De ses collaborateurs directs, M. Tavares, fines lunettes et visage anguleux, costumes austères sur silhouette svelte, réclame la même efficacité et discipline, minutant les réunions, réduisant les temps de repas et bannissant les échanges de documents sur papier, au profit des communications électroniques via tablette tactile.

En deux ans, les résultats sont spectaculaires. PSA, aidé par la vigoureuse reprise du marché automobile européen, engrange un bénéfice d'1,2 milliard d'euros dès 2015, presque doublé en 2016. Le "point mort", le nombre de voitures nécessaires pour rentabiliser les coûts fixes, tombe à moins de 1,6 million, contre 2,6 en 2013, et la marge opérationnelle bondit de 0,2% à 6% en deux ans.

Se félicitant de diriger une entreprise plus "agile", M. Tavares annonce en 2016 un nouveau plan stratégique de "croissance rentable", qui passe par l'internationalisation et la diversification dans les services de mobilité.

Son nom: "Push to pass", c'est-à-dire le système sur les voitures de course qui déclenche un surcroît de puissance moteur pour aider à doubler.

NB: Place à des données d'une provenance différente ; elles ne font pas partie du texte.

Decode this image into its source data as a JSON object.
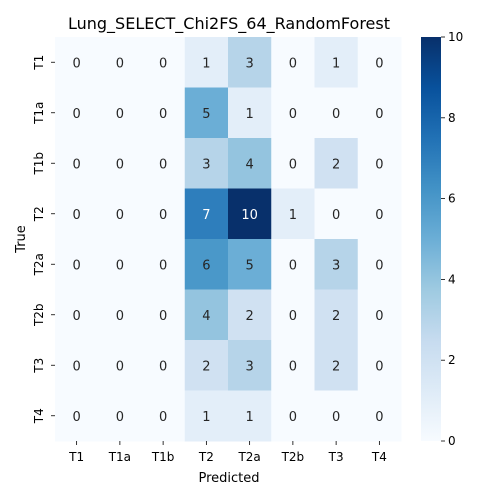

Car Carlos Tavares, avant de quitter le lycée français de Lisbonne pour ses études supérieures en France, était déjà passionné de compétition automobile et a exigé du directoire de PSA de pouvoir continuer à la pratiquer le week-end, notamment en Trophée tourisme endurance où son équipe s'appelle "Clémenteam racing", clin d'oeil à l'une de ses trois filles.

On le retrouve aussi en 2016 au volant de sa Peugeot 504 spécialement préparée au départ du rallye de Monte Carlo historique, puis à près de 300 km/h au circuit belge de Spa sur une Ligier, un souvenir qui éclaire son visage, souvent sévère et concentré, de "car guy" (amateur d'automobiles) revendiqué.